My top pick, and the one I use every day, is StocksToTrade.

It features everything I mentioned above…PLUS, right now, you can get two weeks of both the STT platform and our Breaking News Chat service for $17.

Grab your 14-day StocksToTrade + Breaking News Chat trial today for only $17!

How to Look at Assets and Liabilities in “Real” Stocks

When you move into the realm of swing trading mid-priced, “real” stocks (say $6–$15), the game changes. 

Here’s where fundamentals start to matter.

For swing trades, you’ll want to look for stocks that have:

  • Actual sales
  • More assets than liabilities
  • Cash on hand

By the way, you can find all of this information on the StocksToTrade platform. It’s quick, easy, and helps you make smarter decisions.

Now, this doesn’t guarantee success, but it increases your odds. 

Why? 

Because when a fundamentally solid stock gaps down 1% or 2%, traders are less likely to panic.

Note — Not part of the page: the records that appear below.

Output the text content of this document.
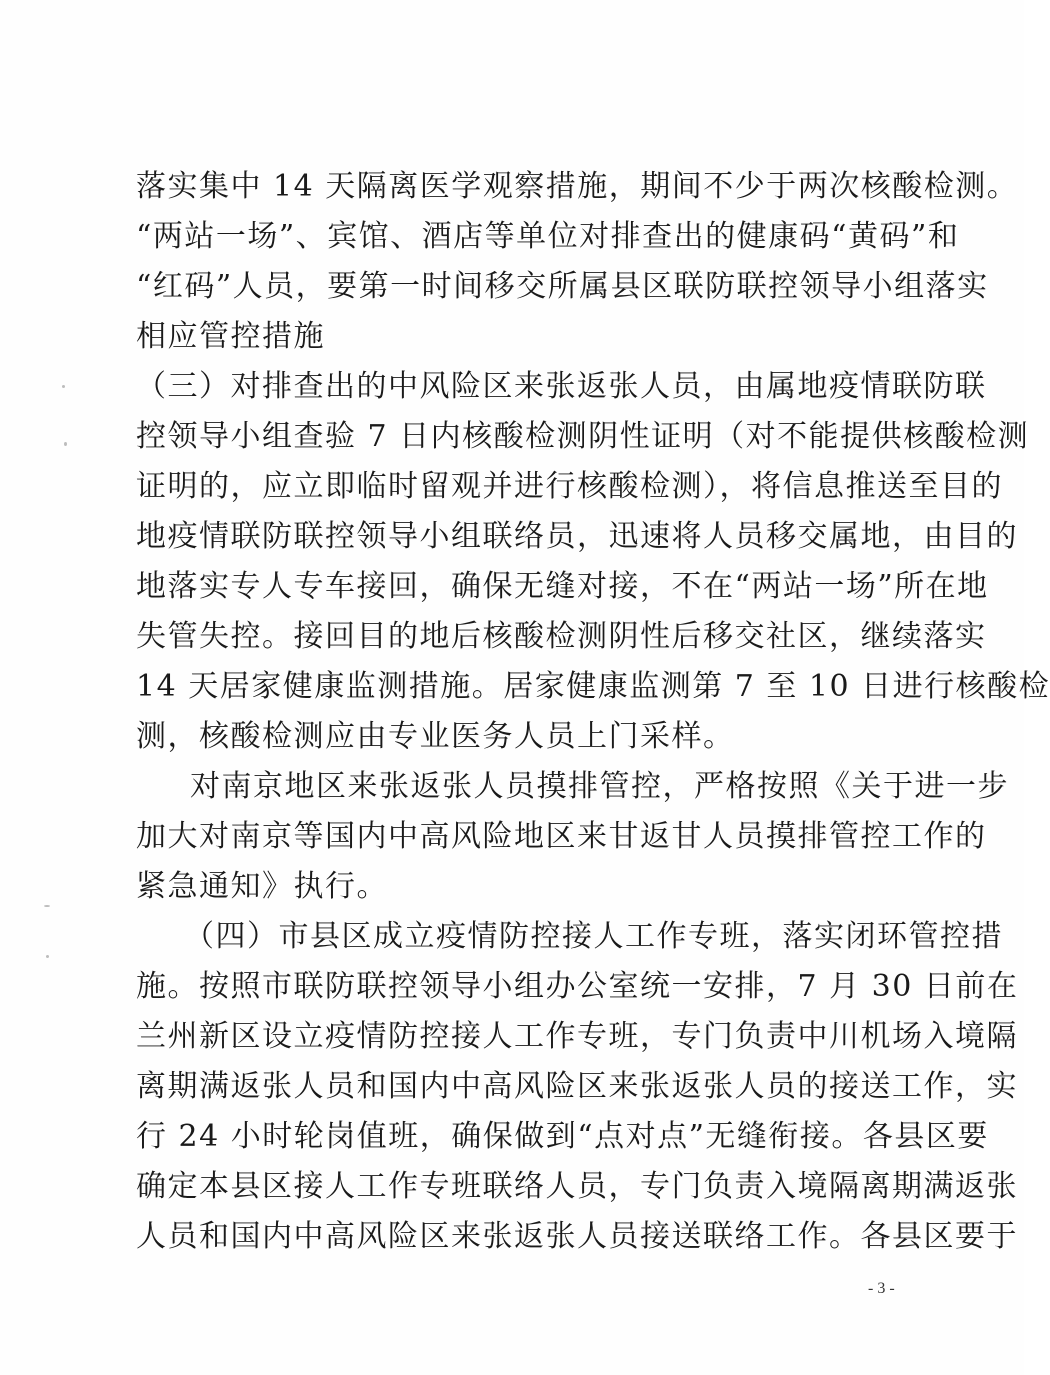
落实集中 14 天隔离医学观察措施，期间不少于两次核酸检测。
“两站一场”、宾馆、酒店等单位对排查出的健康码“黄码”和
“红码”人员，要第一时间移交所属县区联防联控领导小组落实
相应管控措施
（三）对排查出的中风险区来张返张人员，由属地疫情联防联
控领导小组查验 7 日内核酸检测阴性证明（对不能提供核酸检测
证明的，应立即临时留观并进行核酸检测），将信息推送至目的
地疫情联防联控领导小组联络员，迅速将人员移交属地，由目的
地落实专人专车接回，确保无缝对接，不在“两站一场”所在地
失管失控。接回目的地后核酸检测阴性后移交社区，继续落实
14 天居家健康监测措施。居家健康监测第 7 至 10 日进行核酸检
测，核酸检测应由专业医务人员上门采样。
对南京地区来张返张人员摸排管控，严格按照《关于进一步
加大对南京等国内中高风险地区来甘返甘人员摸排管控工作的
紧急通知》执行。
（四）市县区成立疫情防控接人工作专班，落实闭环管控措
施。按照市联防联控领导小组办公室统一安排，7 月 30 日前在
兰州新区设立疫情防控接人工作专班，专门负责中川机场入境隔
离期满返张人员和国内中高风险区来张返张人员的接送工作，实
行 24 小时轮岗值班，确保做到“点对点”无缝衔接。各县区要
确定本县区接人工作专班联络人员，专门负责入境隔离期满返张
人员和国内中高风险区来张返张人员接送联络工作。各县区要于
- 3 -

On the flip side, when a $5 stock with no assets and massive liabilities gaps down, traders quickly dump their positions and the stock tanks. 

If swing trading “real” stocks is your thing, you should check our AI swing trade bot, IRIS.

Subscribers to the IRIS program get weekly analyst reports, training webinars, and best of all, access to the IRIS system itself. 

The tool operates much like ChatGPT to produce screeners, trading plans, and more.

Watch the presentation below to see if IRIS is right for you!

My Final Thoughts…

Whether you’re trading penny stocks or mid-priced stocks, the key is to approach them differently.

For penny stocks: 

You’re trading emotion and patterns. Don’t get caught up in the fundamentals—they rarely matter in the short term.

For mid-priced, “real” stocks: Look for companies with cash, assets, and sales. Fundamentals give these stocks staying power and reduce the odds of catastrophic sell-offs.

But as I always say, stick to your trade plan. 

Fundamentals can help you justify staying in a trade that dips near your stop, but they’re never a reason to break your plan.

So, whether you’re day trading penny stocks or swinging speculative plays, use the framework above to guide your decisions.

Have a great day, everyone. See you back here tomorrow.